“On one hand, we have an extremely effective and cheap medication for stroke prevention — Coumadin — yet on the other hand it remains under-used in people who would benefit most from it,” Gladstone says in a news release.
Gladstone’s team at the University of Toronto’s Sunnybrook Health Sciences Center looked at 597 patients with atrial fibrillation who suffered a first stroke. Stroke in atrial fibrillation patients is particularly severe, so it’s no surprise that 20% of the patients died and 60% suffered disabling strokes.
These patients, because of their age, diabetes, or other factors, were at particularly high risk of stroke. All of them should have been taking Coumadin with blood levels of the drug above 2.0 on a blood-thinness scale called the INR.
But only 10% of these stroke patients had an INR this high. Only 40% of these high-risk patients were getting Coumadin, and nearly 30% weren’t getting any blood thinner at all.
The finding galls John Worthington, MBBS, of the University of New South Wales in Sydney, Australia.
“As a stroke specialist at two hospitals and a university, it is frustrating to see people disabled or even dying from avoidable stroke,” Worthington tells WebMD. “If we were [giving Coumadin to] all the people that should be on this anticoagulant, we would reduce the amount of fatal and disabling stroke by at least 20% and often more. We have a gap between 20 years of compelling evidence about what we should do and what we actually do in treating the high stroke risk in atrial fibrillation.”
This happens in the U.S., too, says Leonardo Tamariz, MD, MPH, assistant professor of medicine at the University of Miami Miller School of Medicine. In a soon-to-be-published study, Tamariz and colleagues found that only half of atrial fibrillation patients were taking Coumadin.
That’s not too big a surprise, because not all patients are at high risk of stroke. But Tamariz found that high-risk patients were much less likely to be treated with Coumadin than low-risk patients.
“That is not concordant with the American College of Cardiology recommendations,” Tamariz tells WebMD. “The ACC recommends that for low-risk patients you could actually use aspirin, because their lifetime stroke risk is about twice the normal risk. But high-risk patients should be on Coumadin because their stroke risk is 8% to 9%, and Coumadin could reduce it to 4%.”
Coumadin: Lifesaver and Nuisance
What’s the problem? Why aren’t patients who should be on Coumadin getting the drug? And why are so many patients on Coumadin getting too little protection?
Coumadin is a brand name for the drug warfarin. Warfarin was originally invented to kill rodents. Later was it discovered that tiny doses of the drug act as a powerful blood thinner. But the therapeutic window — the difference between no effect, a helpful effect, and a harmful effect — is relatively small. And many factors, including other medical conditions or other drugs and dietary supplements, can drastically alter Coumadin’s effect.
“Warfarin is known as rat poison for a reason,” William O’Neill, MD, professor of medicine and cardiology at the University of Miami Miller School of Medicine, tells WebMD. “I am afraid patients at the highest risk of stroke are also those at highest risk of bleeding complications from Coumadin. It is very hard to maintain patients at the correct level long term. It is a real nuisance.”
O’Neill’s University of Miami colleague, electrophysiologist Robert Myerburg, MD, agrees with O’Neill that Coumadin is hard to manage.
“It is a nuisance for the patients. But the way I see it is that stroke is a bigger nuisance,” Myerberg tells WebMD. “I don’t know if Coumadin is underused. I agree with what this and other studies have shown: that atrial fibrillation patients inadequately anticoagulated or not on anticoagulants are at high risk of stroke.”
Coumadin is a nuisance for doctors, too. It takes a lot of a doctor’s time to manage Coumadin treatment, to assess elderly patients’ risk of a fall (Coumadin ups the risk of deadly bleeding in elderly patients who fall) and to help patients go on and off the drug when they need a dental or surgical procedure.
Worthington agrees that Coumadin has suffered a poor reputation among patients and doctors.
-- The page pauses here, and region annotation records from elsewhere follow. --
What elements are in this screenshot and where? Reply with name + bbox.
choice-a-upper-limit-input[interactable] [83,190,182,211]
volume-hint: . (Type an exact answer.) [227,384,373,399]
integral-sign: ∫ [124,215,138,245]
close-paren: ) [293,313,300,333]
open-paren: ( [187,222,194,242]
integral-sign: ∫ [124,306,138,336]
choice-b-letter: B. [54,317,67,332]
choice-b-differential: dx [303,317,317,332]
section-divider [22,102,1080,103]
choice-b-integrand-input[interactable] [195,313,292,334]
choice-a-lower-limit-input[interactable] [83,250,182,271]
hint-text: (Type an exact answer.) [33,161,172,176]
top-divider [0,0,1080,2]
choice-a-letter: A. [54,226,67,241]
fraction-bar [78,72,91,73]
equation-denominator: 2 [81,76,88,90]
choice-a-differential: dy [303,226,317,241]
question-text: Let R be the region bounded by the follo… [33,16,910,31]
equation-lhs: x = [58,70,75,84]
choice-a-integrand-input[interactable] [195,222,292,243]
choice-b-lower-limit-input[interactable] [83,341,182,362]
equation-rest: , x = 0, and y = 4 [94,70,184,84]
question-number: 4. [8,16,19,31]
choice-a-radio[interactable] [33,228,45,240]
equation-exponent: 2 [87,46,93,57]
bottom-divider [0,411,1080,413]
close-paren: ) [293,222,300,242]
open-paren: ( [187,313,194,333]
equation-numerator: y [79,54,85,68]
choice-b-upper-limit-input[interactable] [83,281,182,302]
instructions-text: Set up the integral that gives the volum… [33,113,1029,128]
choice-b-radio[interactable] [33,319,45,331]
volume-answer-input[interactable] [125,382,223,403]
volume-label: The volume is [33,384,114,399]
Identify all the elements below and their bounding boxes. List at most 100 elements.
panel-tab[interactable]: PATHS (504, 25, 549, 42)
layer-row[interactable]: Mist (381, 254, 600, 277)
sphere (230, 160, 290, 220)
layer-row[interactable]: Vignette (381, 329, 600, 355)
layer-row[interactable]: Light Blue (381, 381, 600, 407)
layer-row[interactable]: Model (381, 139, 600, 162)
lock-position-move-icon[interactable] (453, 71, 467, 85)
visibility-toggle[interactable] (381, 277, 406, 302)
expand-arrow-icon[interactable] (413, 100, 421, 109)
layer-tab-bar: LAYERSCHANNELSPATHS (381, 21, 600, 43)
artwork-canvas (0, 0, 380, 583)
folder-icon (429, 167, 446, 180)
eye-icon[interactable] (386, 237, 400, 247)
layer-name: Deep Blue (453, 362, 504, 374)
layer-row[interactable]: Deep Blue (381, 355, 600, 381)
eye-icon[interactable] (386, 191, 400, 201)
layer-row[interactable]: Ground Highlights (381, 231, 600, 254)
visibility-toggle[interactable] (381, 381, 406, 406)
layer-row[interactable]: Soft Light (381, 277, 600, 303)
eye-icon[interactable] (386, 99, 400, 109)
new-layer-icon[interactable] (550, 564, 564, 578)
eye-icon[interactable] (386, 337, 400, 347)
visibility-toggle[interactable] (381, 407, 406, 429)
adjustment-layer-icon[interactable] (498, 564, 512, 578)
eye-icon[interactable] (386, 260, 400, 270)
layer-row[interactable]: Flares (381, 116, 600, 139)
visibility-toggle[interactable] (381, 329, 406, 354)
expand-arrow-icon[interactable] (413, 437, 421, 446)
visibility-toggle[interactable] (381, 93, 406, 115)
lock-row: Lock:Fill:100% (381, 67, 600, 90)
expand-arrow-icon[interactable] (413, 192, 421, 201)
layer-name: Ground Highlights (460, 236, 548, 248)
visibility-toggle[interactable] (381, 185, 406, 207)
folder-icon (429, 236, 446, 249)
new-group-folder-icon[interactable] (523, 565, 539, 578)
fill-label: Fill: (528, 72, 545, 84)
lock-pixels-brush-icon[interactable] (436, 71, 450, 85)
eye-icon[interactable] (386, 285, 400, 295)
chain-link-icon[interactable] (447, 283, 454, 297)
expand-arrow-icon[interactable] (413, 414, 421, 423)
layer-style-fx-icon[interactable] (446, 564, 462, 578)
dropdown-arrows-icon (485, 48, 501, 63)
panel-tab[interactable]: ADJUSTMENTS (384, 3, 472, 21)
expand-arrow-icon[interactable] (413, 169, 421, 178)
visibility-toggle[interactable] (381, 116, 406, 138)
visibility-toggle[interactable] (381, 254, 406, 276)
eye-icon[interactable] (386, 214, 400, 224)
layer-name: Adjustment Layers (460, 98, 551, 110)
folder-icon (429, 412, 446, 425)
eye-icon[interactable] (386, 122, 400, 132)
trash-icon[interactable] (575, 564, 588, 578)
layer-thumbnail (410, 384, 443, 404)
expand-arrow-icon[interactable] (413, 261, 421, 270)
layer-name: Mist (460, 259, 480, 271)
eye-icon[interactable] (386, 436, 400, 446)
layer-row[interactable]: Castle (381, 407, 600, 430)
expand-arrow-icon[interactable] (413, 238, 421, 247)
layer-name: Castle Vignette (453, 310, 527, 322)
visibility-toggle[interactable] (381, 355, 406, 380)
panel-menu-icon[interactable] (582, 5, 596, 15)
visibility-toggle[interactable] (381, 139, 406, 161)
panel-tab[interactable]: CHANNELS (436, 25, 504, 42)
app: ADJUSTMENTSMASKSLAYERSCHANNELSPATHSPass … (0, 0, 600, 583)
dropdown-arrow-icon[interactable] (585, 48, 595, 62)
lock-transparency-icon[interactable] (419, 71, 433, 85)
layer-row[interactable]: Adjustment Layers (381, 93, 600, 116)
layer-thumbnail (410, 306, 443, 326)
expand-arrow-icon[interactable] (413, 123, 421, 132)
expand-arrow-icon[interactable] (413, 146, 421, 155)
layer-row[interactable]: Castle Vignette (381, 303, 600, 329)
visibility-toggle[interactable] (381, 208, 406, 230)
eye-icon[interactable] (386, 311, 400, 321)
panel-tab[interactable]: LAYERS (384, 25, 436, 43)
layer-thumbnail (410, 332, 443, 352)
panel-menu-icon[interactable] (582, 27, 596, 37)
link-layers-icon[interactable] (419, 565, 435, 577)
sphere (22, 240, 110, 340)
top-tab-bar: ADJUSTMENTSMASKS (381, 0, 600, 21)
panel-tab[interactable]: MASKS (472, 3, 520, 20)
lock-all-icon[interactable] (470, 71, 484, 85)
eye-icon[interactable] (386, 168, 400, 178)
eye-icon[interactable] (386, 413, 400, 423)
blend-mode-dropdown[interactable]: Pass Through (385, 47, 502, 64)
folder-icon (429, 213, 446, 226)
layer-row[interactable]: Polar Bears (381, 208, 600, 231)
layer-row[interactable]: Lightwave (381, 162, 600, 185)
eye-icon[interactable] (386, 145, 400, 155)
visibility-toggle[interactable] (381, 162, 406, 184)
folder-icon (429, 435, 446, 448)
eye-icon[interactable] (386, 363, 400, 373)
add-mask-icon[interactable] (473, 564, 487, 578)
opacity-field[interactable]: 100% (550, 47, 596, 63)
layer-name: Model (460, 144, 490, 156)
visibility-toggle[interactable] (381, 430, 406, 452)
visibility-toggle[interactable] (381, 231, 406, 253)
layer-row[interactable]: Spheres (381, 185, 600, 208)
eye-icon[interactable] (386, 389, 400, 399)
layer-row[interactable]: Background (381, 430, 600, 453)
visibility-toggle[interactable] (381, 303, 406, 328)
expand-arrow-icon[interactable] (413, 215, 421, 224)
But he passionately argues that this poor reputation is undeserved.
“Warfarin is an inconvenient truth. Warfarin is inconvenient because regular blood tests are inconvenient,” he says. “The truth, too, is inconvenient: We can reduce the chance of stroke and we do not always do this. Until we do what the evidence suggests — that is, start more people over age 65 with atrial fibrillation on Coumadin — individuals will suffer avoidable strokes and our health services will carry an avoidable [and] expensive burden of sick and disabled stroke patients.”
Worthington and colleagues’ editorial accompanies the Gladstone report in the January 2009 issue of the journal Stroke, published ahead of print on Aug. 28.